By late 2016, the department of labor had begun investigating complaints of unpaid wages at the firm. According to the arrest warrant, Marcinek met with a state investigator that year and said the firm was experiencing financial hardships, and that “he was waiting for upcoming payments from company clients to cover the cost of wages due employees.”
The repayment hadn’t happened by 2017, when a civil case was brought against Marcinek for about $370,000 in unpaid wages to 14 employees. Ten employees would later be added to the complaint with an additional $300,000 claimed.
That same year, CT Post reported that Fletcher-Thompson was evicted from its Bridgeport offices for failure to pay rent. The firm was also ordered to repay over $2 million in owed money to Webster Bank, according to court records. It moved to smaller offices in Ansonia after the eviction.

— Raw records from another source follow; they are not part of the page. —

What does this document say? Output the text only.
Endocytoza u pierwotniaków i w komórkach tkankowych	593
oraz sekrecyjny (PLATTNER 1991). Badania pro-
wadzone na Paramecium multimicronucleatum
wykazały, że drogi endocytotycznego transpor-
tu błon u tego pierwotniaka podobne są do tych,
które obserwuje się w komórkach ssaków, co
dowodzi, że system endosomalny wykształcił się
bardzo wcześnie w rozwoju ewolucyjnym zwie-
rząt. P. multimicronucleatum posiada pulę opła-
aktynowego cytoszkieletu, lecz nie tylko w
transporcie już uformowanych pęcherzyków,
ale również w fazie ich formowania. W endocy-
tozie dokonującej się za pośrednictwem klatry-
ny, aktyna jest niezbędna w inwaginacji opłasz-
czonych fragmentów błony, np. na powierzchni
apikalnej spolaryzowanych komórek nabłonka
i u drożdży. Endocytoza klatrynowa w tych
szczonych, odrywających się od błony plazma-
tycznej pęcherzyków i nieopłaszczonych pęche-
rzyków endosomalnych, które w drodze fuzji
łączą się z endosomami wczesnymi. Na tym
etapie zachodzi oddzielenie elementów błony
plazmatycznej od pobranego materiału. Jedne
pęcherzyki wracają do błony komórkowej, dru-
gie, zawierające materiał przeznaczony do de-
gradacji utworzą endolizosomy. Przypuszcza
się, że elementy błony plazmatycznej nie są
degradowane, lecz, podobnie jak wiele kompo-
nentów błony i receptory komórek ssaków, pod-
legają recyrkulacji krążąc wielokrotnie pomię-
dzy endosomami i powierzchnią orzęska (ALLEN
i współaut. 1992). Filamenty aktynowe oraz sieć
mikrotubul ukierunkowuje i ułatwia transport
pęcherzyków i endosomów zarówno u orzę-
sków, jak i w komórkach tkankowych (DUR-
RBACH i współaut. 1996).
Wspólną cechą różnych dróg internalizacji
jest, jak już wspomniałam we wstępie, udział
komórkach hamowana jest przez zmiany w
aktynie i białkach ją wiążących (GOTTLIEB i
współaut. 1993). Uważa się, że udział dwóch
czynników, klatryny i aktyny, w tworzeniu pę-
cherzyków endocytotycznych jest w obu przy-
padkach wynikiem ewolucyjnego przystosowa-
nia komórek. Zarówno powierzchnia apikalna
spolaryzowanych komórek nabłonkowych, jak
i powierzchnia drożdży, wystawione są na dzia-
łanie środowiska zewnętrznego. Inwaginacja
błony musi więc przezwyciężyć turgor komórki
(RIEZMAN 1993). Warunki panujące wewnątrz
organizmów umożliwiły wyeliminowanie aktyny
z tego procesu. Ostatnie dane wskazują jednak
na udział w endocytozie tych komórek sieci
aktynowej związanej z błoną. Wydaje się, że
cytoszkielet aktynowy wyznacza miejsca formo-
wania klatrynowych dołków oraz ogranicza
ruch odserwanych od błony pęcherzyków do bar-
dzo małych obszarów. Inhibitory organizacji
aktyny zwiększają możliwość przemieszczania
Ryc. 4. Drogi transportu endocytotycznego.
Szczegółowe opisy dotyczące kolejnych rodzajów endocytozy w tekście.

A 2019 judgment in the civil case required Marcinek to make monthly $10,000 payments toward unpaid wages. No payments were made, according to the warrant.
The warrant cites conversations between the labor department and a Marcinek employee hired in 2015 to help the company prepare for an audit, as well as records provided by that employee.
According to the employee, he discovered during his work that the company had failed to pay $3.5 million in payroll taxes, in addition to unpaid 401K benefits, health insurance, and unemployment taxes. He also said the business had not paid sales taxes, and that it had no worker’s compensation policy.
The charges brought against Marcinek carry up to five years in prison. He is being represented by Trumbull law firm Cotter, Cotter & Mullins.
The Valley Indy left voicemails with Marcinek’s attorney in July as well as Aug. 13, neither of which were returned.